11 January: The Open University

On this date in 1973 The Open University awarded its first degrees.

  1. The Open University (OU) was founded by the Labour government under Prime Minister Harold Wilson in 1969.
  2. The OU’s motto is “Learn and Live”.
  3. The OU is one of a handful of universities to have won University Challenge twice, in 1985 and 1999, and is in joint third position in the all-time points list.
  4. The OU is the largest academic institute in the UK, in terms of student numbers. It has more than 200,000 students and nearly 6,400 tutors. They offer 408 undergraduate modules and 162 postgraduate modules.
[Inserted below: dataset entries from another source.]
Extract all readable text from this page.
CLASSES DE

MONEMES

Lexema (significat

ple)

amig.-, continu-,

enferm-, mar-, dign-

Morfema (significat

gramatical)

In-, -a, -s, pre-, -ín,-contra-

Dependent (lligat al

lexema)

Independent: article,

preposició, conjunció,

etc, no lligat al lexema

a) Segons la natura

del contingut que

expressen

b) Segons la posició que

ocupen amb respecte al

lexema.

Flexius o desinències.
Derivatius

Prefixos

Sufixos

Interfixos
  5. Who are all these students? According to the OU website, about 34% of new OU undergraduates are under 25. Some 36,400 students with disabilities were studying with the OU in 2020/21. 77% of OU undergraduates had no previous HE qualifications on entry. 70% of OU students work full or part-time during their studies and 26% of OU UK undergraduates live in the 25% most deprived areas. The average age of an OU undergraduate is 29. Just 9% of OU students are over 50.
  6. An OU degree makes a candidate more attractive to employers, because as well as proving that they know their stuff, it proves they can manage their time, are up for a challenge and will see things through to the end.
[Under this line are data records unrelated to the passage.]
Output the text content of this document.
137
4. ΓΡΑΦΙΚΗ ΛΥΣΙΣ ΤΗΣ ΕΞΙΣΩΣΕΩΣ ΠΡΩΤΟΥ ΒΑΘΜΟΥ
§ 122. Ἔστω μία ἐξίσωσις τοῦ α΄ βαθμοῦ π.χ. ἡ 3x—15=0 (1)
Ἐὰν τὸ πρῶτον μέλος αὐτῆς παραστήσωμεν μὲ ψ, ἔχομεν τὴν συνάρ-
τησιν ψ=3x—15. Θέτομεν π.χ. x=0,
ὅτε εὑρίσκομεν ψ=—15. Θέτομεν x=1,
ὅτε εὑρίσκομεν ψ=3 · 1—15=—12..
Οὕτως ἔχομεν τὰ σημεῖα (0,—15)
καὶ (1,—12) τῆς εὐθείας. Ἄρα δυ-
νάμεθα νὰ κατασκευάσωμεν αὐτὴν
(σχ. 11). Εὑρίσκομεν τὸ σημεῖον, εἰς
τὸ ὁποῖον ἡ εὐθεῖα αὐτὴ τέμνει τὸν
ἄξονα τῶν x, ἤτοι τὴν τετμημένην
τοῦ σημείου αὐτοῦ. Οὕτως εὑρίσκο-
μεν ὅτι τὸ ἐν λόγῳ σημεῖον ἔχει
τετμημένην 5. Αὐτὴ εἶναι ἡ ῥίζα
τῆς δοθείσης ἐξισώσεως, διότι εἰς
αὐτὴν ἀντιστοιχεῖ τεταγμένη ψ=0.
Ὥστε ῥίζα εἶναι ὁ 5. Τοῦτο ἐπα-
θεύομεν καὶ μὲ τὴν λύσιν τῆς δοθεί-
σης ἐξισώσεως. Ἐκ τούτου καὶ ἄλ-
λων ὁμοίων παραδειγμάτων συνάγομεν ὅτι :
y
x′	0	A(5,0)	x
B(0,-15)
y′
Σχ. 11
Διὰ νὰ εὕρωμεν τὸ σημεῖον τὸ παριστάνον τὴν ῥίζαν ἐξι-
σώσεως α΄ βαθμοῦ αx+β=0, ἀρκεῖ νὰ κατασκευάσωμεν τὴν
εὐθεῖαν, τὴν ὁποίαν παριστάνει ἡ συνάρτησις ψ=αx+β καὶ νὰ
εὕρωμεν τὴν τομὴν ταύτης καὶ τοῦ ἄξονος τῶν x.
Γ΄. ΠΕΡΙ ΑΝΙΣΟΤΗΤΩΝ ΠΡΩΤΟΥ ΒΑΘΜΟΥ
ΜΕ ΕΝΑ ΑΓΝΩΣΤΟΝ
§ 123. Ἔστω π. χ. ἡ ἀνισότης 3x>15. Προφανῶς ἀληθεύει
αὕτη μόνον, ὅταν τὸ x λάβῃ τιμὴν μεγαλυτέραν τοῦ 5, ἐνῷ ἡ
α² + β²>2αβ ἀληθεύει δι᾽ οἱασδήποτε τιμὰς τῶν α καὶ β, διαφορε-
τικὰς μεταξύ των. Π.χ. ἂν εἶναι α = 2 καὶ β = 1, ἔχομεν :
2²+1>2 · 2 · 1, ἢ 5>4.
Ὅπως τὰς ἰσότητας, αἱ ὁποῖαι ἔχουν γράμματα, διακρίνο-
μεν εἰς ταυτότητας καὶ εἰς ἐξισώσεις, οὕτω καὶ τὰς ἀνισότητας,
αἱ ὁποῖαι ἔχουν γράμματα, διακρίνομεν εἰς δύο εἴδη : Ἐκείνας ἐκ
  7. The OU is the largest provider of law graduates in the UK.
  8. Famous people who have studied with the OU include Gordon Brown, Chris Whitty, Lenny Henry, Myleene Klass, Jerry Hall and Holly Willoughby. A number of big names have been granted honorary doctorates, too. They include Richard Dawkins, Terry Pratchett, Tim Berners-Lee, Brian Cox and David Attenborough. Characters in fiction study with the OU, too. Julie Walters’ character in Educating Rita, Anne Bryce in the BBC sit-com Ever Decreasing Circles, Yvonne Sparrow in Goodnight Sweetheart, Sheila Grant in Brookside and Dorian Green from Birds of a Feather.
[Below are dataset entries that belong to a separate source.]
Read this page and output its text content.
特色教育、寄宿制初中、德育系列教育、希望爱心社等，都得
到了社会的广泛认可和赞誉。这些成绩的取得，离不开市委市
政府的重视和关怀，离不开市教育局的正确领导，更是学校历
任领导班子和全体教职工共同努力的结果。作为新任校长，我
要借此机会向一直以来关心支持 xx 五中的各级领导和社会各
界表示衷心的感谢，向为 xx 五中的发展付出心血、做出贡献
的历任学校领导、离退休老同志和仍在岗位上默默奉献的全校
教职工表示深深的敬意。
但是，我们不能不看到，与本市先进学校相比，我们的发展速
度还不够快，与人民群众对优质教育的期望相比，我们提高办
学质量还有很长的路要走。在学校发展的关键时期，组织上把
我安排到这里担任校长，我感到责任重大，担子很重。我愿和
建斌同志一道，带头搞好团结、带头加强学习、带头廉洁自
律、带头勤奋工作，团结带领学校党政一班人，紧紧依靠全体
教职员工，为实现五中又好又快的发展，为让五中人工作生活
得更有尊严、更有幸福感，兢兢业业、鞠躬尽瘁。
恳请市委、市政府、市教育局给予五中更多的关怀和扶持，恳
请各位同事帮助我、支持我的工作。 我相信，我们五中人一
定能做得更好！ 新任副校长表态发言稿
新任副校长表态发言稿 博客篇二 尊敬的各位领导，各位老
  9. You might remember OU programmes being broadcast on the BBC between January 1971 and 15 December 2006. These, too, found their way into fiction. In Keeping up Appearances, Onslow watches Open University on TV on occasion, and in Life on Mars, Sam Tyler receives messages from the real world via Open University programmes late at night. Nowadays the OU makes more use of the Internet and DVDs. Some courses have an in person teaching element, and many have summer schools lasting a week.
  10. In its inaugural year, there was a postal strike that lasted seven weeks, not good news for people trying to study for a degree by distance learning. The OU solved the problem by getting its own postal van for coursework deliveries.


Character birthday


January: Member of a team of villains known as the Calendar Mob. Little is known about him except that he has the power to create snow and freeze people in ice.